Need to notice by everyone: Links between Health, Water and Sanitation:

With respect to the “padding” of the health Budget, with allocations for water, sanitation, nutrition and clean air, as pointed out by some commentators, it is important to appreciate that the presentation of a combined ‘health and well-being’ budget, which sets the tone for greater integration of these areas, is in fact a welcome step.

The National Health Policy (NHP), 2017, highlights the close links between health, water and sanitation.

This year’s Economic Survey too recognises that improvements in access to bare necessities such as water, sanitation and housing are strongly correlated with progress in health indicators.

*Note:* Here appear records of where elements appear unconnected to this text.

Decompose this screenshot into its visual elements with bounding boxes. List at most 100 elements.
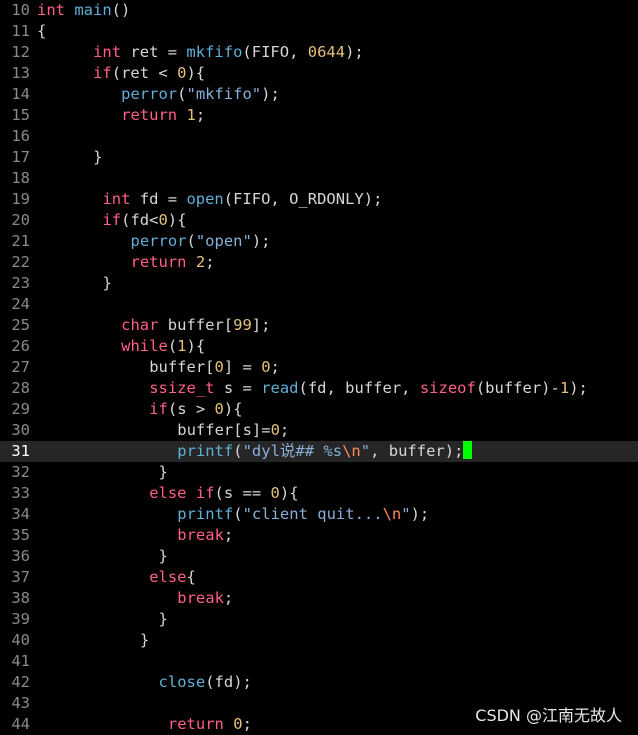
code-token: s = <box>214 379 262 397</box>
code-line-20[interactable]: 20 if(fd<0){ <box>0 210 638 231</box>
code-token: ; <box>205 253 215 271</box>
code-token: ){ <box>186 64 206 82</box>
code-line-34[interactable]: 34 printf("client quit...\n"); <box>0 504 638 525</box>
code-line-26[interactable]: 26 while(1){ <box>0 336 638 357</box>
code-line-14[interactable]: 14 perror("mkfifo"); <box>0 84 638 105</box>
code-token: ){ <box>279 484 299 502</box>
line-number: 40 <box>11 631 30 649</box>
code-line-27[interactable]: 27 buffer[0] = 0; <box>0 357 638 378</box>
code-token: (FIFO, O_RDONLY); <box>223 190 383 208</box>
code-token: perror <box>121 85 178 103</box>
code-line-37[interactable]: 37 else{ <box>0 567 638 588</box>
line-number: 11 <box>11 22 30 40</box>
code-line-22[interactable]: 22 return 2; <box>0 252 638 273</box>
code-line-29[interactable]: 29 if(s > 0){ <box>0 399 638 420</box>
code-line-25[interactable]: 25 char buffer[99]; <box>0 315 638 336</box>
code-token: 0 <box>214 358 224 376</box>
code-text: int ret = mkfifo(FIFO, 0644); <box>93 42 364 63</box>
code-token: ]; <box>251 316 271 334</box>
code-line-35[interactable]: 35 break; <box>0 525 638 546</box>
line-number: 21 <box>11 232 30 250</box>
code-text: else{ <box>149 567 196 588</box>
code-line-28[interactable]: 28 ssize_t s = read(fd, buffer, sizeof(bu… <box>0 378 638 399</box>
code-token: 1 <box>559 379 570 397</box>
code-token: (fd, buffer, <box>298 379 420 397</box>
code-line-33[interactable]: 33 else if(s == 0){ <box>0 483 638 504</box>
code-line-31[interactable]: 31 printf("dyl说## %s\n", buffer); <box>0 441 638 462</box>
code-text: else if(s == 0){ <box>149 483 298 504</box>
code-token: 0 <box>214 400 224 418</box>
code-token: ( <box>167 337 178 355</box>
line-number: 20 <box>11 211 30 229</box>
code-token: printf <box>177 505 234 523</box>
code-line-32[interactable]: 32} <box>0 462 638 483</box>
code-text: if(fd<0){ <box>102 210 186 231</box>
code-line-18[interactable]: 18 <box>0 168 638 189</box>
code-token: { <box>186 568 196 586</box>
code-token: " <box>401 505 411 523</box>
code-token: int <box>37 1 65 19</box>
code-text: return 0; <box>168 714 252 735</box>
code-token: if <box>195 484 215 502</box>
line-number: 37 <box>11 568 30 586</box>
code-line-12[interactable]: 12 int ret = mkfifo(FIFO, 0644); <box>0 42 638 63</box>
code-line-17[interactable]: 17} <box>0 147 638 168</box>
code-line-42[interactable]: 42 close(fd); <box>0 672 638 693</box>
code-token: ){ <box>167 211 187 229</box>
line-number: 30 <box>11 421 30 439</box>
line-number: 39 <box>11 610 30 628</box>
code-token: (FIFO, <box>242 43 308 61</box>
code-line-23[interactable]: 23} <box>0 273 638 294</box>
line-number: 10 <box>11 1 30 19</box>
code-token: return <box>121 106 178 124</box>
line-number: 41 <box>11 652 30 670</box>
code-line-36[interactable]: 36} <box>0 546 638 567</box>
code-token: break <box>177 526 224 544</box>
line-number: 12 <box>11 43 30 61</box>
code-token: ret = <box>121 43 187 61</box>
code-line-41[interactable]: 41 <box>0 651 638 672</box>
code-line-40[interactable]: 40} <box>0 630 638 651</box>
code-line-21[interactable]: 21 perror("open"); <box>0 231 638 252</box>
code-line-24[interactable]: 24 <box>0 294 638 315</box>
code-token: 1 <box>177 337 187 355</box>
code-line-30[interactable]: 30 buffer[s]=0; <box>0 420 638 441</box>
line-number: 26 <box>11 337 30 355</box>
code-token: " <box>360 442 371 460</box>
code-line-19[interactable]: 19 int fd = open(FIFO, O_RDONLY); <box>0 189 638 210</box>
code-token: 0644 <box>307 43 346 61</box>
code-token: } <box>158 547 168 565</box>
code-text: break; <box>177 525 233 546</box>
code-token: { <box>37 22 47 40</box>
line-number: 34 <box>11 505 30 523</box>
code-token: buffer[ <box>158 316 234 334</box>
code-token: ; <box>242 715 252 733</box>
code-token: 99 <box>233 316 252 334</box>
code-token: else <box>149 484 187 502</box>
code-token: } <box>158 463 168 481</box>
code-line-10[interactable]: 10 int main() <box>0 0 638 21</box>
line-number: 14 <box>11 85 30 103</box>
code-line-15[interactable]: 15 return 1; <box>0 105 638 126</box>
code-line-13[interactable]: 13 if(ret < 0){ <box>0 63 638 84</box>
code-line-16[interactable]: 16 <box>0 126 638 147</box>
code-token: int <box>102 190 131 208</box>
code-token: (s > <box>167 400 215 418</box>
code-token: 0 <box>270 484 280 502</box>
code-token: if <box>102 211 122 229</box>
code-token: ){ <box>223 400 243 418</box>
code-line-38[interactable]: 38 break; <box>0 588 638 609</box>
code-text: close(fd); <box>159 672 252 693</box>
code-line-39[interactable]: 39} <box>0 609 638 630</box>
line-number: 43 <box>11 694 30 712</box>
code-text: perror("open"); <box>131 231 271 252</box>
code-token: printf <box>177 442 234 460</box>
line-number: 32 <box>11 463 30 481</box>
code-editor[interactable]: 10 int main() 11{12 int ret = mkfifo(FIFO, … <box>0 0 638 734</box>
line-number: 33 <box>11 484 30 502</box>
code-line-11[interactable]: 11 { <box>0 21 638 42</box>
code-text: break; <box>177 588 233 609</box>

Promoting Ayurveda and yoga for Well-being and Stress reduction:

  1. A less talked about aspect of the health Budget is the nearly 40% hike for the Ministry of Ayurveda, Yoga & Naturopathy, Unani, Siddha and Homoeopathy (AYUSH).
  2. The pandemic has catalysed a behavioural shift in favour of preventive care, holistic health and wellness.
  3. There is considerable potential for promoting ayurveda and yoga as well as integrative health-care approaches in the post-COVID-19 scenario, especially for stress reduction and the management of chronic diseases.


States must act too on spending on Health sector:

  1. Undoubtedly the budgetary allocation for health needs to be ramped up over time.
  2. We also have to ensure adequate funds for critical and closely-linked sectors such as nutrition, water and sanitation.
  3. The onus of increasing health spending, however, does not lie with the Centre alone but also with the States also.
  4. In fact, as elucidated in the National Health Accounts 2017, 66% of spending on health care in India is done by States.
  5. It is imperative, therefore, that States increase expenditure on health to at least 8% of their budget by 2022 as recommended by the National Health Policy (NHP), 2017 and the Fifteenth Finance Commission.



The health sector has found a prominent place in the government’s agenda over the last few years, with the implementation of a series of well-thought-out and carefully sequenced reforms.

While much remains to be done, the Union Budget 2021–22 has laid a strong foundation to increase the resilience of the sector in the post-COVID-19 era and achieving Universal Health Coverage by 2030 as part of the Sustainable Development Goals agenda.